4º. “O autista não é inteligente” – O comprometimento cognitivo geralmente está presente no transtorno do espectro autista. Mas há casos onde é possível não só a alfabetização, podendo ingressar na Universidade, como o caso clássico da PhD em Medicina Veterinária Temple Grandin. Entretanto, há indivíduos que apresentam quadros tão graves que necessitam de apoios em todas as áreas e durante toda a vida. É exatamente sobre esses casos que quero me debruçar mais demoradamente.
Você já pensou no número de famílias que têm o curso de suas vidas mudado drasticamente por conta do autismo? Muito se fala da criança autista. E o adulto autista? E o idoso autista? Como a sociedade e seus dispositivos lidam com aqueles cujos pais são idosos e também demandam cuidados extensivos ou já faleceram? No atendimento à pessoa acometida pelo transtorno autista é fundamental a presença de uma equipe multiprofissional, geralmente composta por: psiquiatra, neurologista, clínico, psicólogo, fisioterapeuta, fonoaudiólogo, nutricionista, enfermeiro, pedagogo e o cuidador.
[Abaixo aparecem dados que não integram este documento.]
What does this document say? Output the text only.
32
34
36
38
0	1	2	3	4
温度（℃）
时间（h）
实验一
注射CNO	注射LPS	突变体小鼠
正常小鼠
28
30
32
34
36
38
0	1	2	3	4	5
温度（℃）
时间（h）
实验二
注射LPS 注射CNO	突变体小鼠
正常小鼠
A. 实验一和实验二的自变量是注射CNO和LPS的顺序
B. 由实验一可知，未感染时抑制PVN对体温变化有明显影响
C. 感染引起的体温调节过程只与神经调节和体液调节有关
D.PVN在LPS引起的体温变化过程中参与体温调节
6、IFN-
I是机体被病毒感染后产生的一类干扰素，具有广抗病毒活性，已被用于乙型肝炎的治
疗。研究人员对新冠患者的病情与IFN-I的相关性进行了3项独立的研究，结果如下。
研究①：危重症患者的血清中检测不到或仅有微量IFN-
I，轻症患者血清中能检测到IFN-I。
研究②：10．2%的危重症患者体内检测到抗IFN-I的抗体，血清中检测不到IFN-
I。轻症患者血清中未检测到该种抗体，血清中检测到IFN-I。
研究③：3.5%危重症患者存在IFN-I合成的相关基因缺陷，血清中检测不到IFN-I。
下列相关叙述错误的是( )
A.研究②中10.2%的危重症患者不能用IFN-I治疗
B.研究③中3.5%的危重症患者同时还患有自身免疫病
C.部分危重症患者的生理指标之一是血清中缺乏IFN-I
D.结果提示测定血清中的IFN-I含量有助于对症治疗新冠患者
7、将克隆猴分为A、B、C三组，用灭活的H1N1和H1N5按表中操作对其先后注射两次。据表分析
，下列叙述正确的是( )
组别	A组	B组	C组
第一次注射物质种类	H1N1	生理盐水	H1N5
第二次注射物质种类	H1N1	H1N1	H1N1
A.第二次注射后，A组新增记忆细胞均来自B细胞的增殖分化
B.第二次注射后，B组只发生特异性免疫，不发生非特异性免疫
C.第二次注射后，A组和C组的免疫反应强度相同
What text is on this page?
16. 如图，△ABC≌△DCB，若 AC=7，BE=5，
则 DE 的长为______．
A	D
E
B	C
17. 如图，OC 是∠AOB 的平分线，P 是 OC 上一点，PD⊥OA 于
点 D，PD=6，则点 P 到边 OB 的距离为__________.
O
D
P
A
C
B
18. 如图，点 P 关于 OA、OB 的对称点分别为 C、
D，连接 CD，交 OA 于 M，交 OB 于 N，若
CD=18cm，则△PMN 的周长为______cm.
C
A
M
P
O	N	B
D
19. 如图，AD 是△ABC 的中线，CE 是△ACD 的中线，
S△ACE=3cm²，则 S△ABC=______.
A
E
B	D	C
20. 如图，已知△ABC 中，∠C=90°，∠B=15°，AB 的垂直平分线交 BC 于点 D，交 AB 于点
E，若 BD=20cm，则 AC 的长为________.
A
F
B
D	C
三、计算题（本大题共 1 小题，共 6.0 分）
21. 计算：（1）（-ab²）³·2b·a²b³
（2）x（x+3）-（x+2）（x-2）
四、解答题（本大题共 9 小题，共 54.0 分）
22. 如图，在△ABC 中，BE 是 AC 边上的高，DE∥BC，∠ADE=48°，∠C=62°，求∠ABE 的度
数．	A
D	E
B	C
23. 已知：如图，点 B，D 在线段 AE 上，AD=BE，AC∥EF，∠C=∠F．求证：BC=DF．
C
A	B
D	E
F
Acreditar que a atuação desses profissionais é pontual é um engodo. A soma de esforços da equipe é contínua e perene, isso quer dizer, por toda a vida do indivíduo.
E quando a família não dispõe de recursos financeiros? Esse atendimento com equipe multidisciplinar tem um alto custo, sem falar na alimentação balanceada, não raro o uso de suplementos alimentares, espessantes e na terapia medicamentosa. E a família? Quem vai cuidar da família? Os pais conseguem estudar? Cursar uma faculdade, fazer um mestrado? A mãe consegue trabalhar? Perguntas como essas são seguidas de um longo silêncio. E aí? A realidade é outra. E quando há outras deficiências associadas? O indivíduo pode apresentar deficiência intelectual, auditiva, visual e motora, concomitante com o autismo. Não raro apresentam também doenças neurológicas como a epilepsia.
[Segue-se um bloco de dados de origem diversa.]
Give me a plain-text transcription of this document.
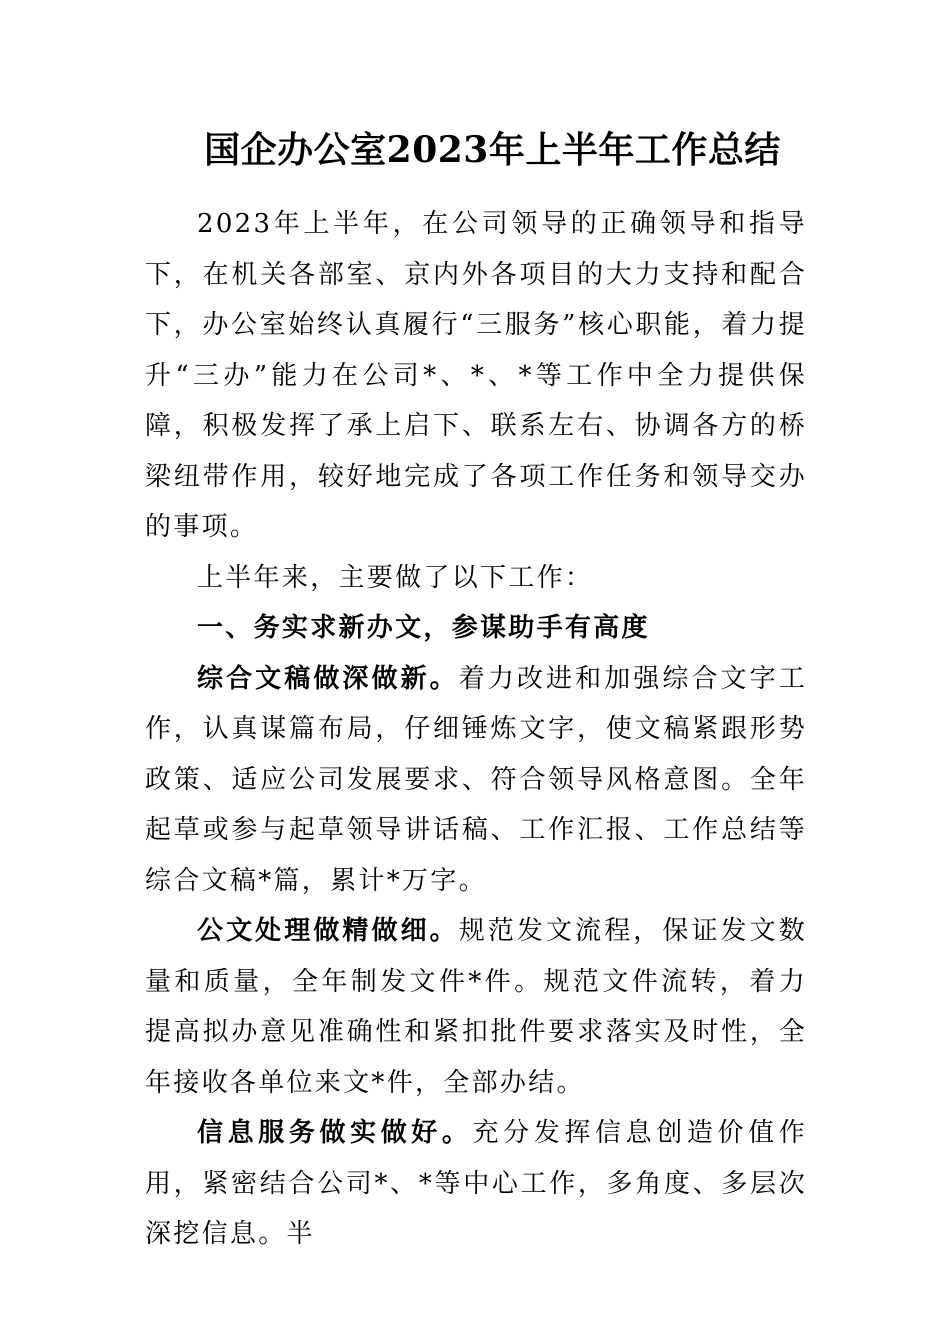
国企办公室2023年上半年工作总结

2023年上半年，在公司领导的正确领导和指导下，在机关各部室、京内外各项目的大力支持和配合下，办公室始终认真履行“三服务”核心职能，着力提升“三办”能力在公司*、*、*等工作中全力提供保障，积极发挥了承上启下、联系左右、协调各方的桥梁纽带作用，较好地完成了各项工作任务和领导交办的事项。

上半年来，主要做了以下工作：

一、务实求新办文，参谋助手有高度

综合文稿做深做新。着力改进和加强综合文字工作，认真谋篇布局，仔细锤炼文字，使文稿紧跟形势政策、适应公司发展要求、符合领导风格意图。全年起草或参与起草领导讲话稿、工作汇报、工作总结等综合文稿*篇，累计*万字。

公文处理做精做细。规范发文流程，保证发文数量和质量，全年制发文件*件。规范文件流转，着力提高拟办意见准确性和紧扣批件要求落实及时性，全年接收各单位来文*件，全部办结。

信息服务做实做好。充分发挥信息创造价值作用，紧密结合公司*、*等中心工作，多角度、多层次深挖信息。半
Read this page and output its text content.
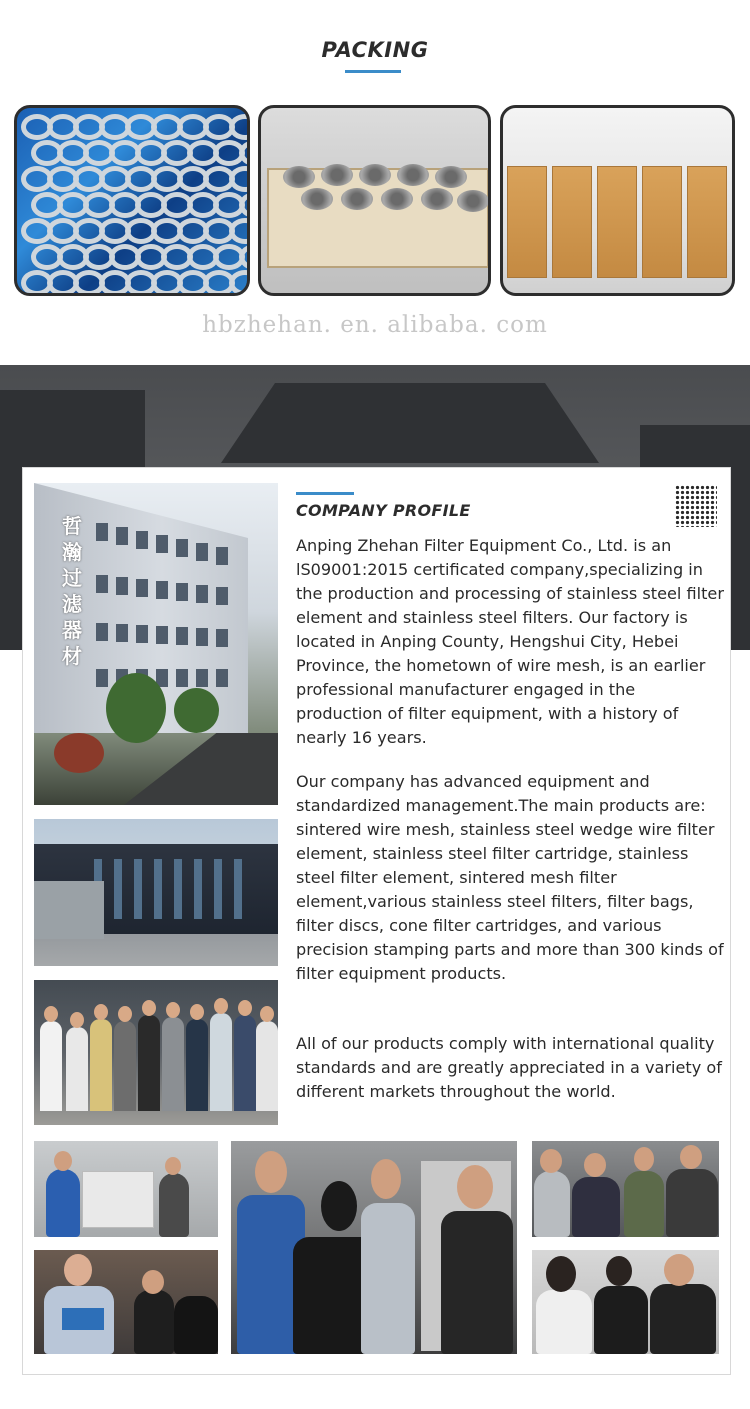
PACKING
hbzhehan. en. alibaba. com
哲瀚过滤器材
COMPANY PROFILE

Anping Zhehan Filter Equipment Co., Ltd. is an lS09001:2015 certificated company,specializing in the production and processing of stainless steel filter element and stainless steel filters. Our factory is located in Anping County, Hengshui City, Hebei Province, the hometown of wire mesh, is an earlier professional manufacturer engaged in the production of filter equipment, with a history of nearly 16 years.

Our company has advanced equipment and standardized management.The main products are: sintered wire mesh, stainless steel wedge wire filter element, stainless steel filter cartridge, stainless steel filter element, sintered mesh filter element,various stainless steel filters, filter bags, filter discs, cone filter cartridges, and various precision stamping parts and more than 300 kinds of filter equipment products.

All of our products comply with international quality standards and are greatly appreciated in a variety of different markets throughout the world.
Há também as síndromes como a de Sanfilippo, de Edwards, de Rett, a Esclerose Tuberosa e tantas outras. Durante o dia, a mãe se desdobra nos cuidados do filho autista: tem que ministrar medicamentos na hora certa, levar na fonoaudióloga, na hidroterapia, no retorno médico e na escola. Isso quando há recursos. E os outros filhos? Quem vai olhar? E quando os pais adoecem? E quando os pais envelhecem? Quando há outros irmãos e estes se casam e seguem a sua vida, morando fora, fazendo um intercâmbio talvez? Em quase duas décadas atendendo autistas e suas famílias foram inúmeras vezes que ouvi as mães dizerem que mal conseguiam pentear os cabelos e escovar os dentes. Os casamentos se desmoronam diante tamanha dor e dificuldades e o lar vira terreno fértil para o desequilíbrio e a desagregação familiar.
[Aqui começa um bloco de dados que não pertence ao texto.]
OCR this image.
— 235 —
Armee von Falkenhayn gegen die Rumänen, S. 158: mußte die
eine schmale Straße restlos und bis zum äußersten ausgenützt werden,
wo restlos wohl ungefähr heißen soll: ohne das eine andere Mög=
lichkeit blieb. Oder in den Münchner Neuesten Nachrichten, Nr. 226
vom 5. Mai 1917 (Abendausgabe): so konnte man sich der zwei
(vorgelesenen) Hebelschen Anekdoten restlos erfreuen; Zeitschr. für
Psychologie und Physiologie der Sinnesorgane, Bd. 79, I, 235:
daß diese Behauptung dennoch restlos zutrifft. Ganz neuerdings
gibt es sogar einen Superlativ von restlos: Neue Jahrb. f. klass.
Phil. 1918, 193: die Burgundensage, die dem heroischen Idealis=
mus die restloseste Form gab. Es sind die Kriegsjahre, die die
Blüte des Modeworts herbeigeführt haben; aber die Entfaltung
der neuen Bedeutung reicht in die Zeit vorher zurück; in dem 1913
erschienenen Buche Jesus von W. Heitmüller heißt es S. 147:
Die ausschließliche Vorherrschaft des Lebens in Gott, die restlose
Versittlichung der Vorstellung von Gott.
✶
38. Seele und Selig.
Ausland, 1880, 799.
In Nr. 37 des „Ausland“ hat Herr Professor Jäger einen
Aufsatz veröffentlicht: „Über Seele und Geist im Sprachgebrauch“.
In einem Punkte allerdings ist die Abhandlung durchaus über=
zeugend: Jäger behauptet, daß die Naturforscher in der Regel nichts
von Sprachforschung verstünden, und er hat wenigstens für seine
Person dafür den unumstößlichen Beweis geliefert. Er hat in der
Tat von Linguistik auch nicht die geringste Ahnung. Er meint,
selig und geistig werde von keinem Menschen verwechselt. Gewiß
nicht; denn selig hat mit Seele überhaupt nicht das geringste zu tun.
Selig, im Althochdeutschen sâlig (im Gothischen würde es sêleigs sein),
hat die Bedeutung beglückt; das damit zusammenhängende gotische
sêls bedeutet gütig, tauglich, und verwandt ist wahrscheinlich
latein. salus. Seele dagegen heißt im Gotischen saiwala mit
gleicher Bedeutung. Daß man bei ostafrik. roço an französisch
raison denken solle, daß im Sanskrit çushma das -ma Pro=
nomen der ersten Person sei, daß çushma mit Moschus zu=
Por isso, caros leitores, não nos enganemos com soluções mágicas e mirabolantes para situações tão complexas. Por muitas vezes a mídia mostra apenas os casos bem sucedidos da inclusão social. E realmente eles existem e são estímulos para nunca desistir e continuar investindo e, sobretudo acreditando no potencial do ser humano. Porém, é imprescindível nos dias atuais, se livrar das visões romanceadas que giram em torno do autismo, são armadilhas perigosas que também rondam profissionais de educação e de saúde, que distantes e desavisados dessa realidade, criam e disseminam discursos equivocados e que podem prejudicar a vida de quem tem necessidades muito peculiares e especiais. Para se falar do autismo não basta apenas os textos e artigos acadêmicos, eles são de grande valia, mas não dispensam anos preciosos de dedicação nessa seara, olhando nos olhos, segurando nas mãos, caminhando lado a lado na convivência cotidiana de quem por muitos anos foi invisível aos olhos da sociedade.
NATÁLIA INÊS COSTA – Mestre em Psicologia do Desenvolvimento Humano com ênfase em Diferenças Individuais, Inteligência e Personalidade pela FAFICH/UFMG e diretora presidente do CENSA-Betim.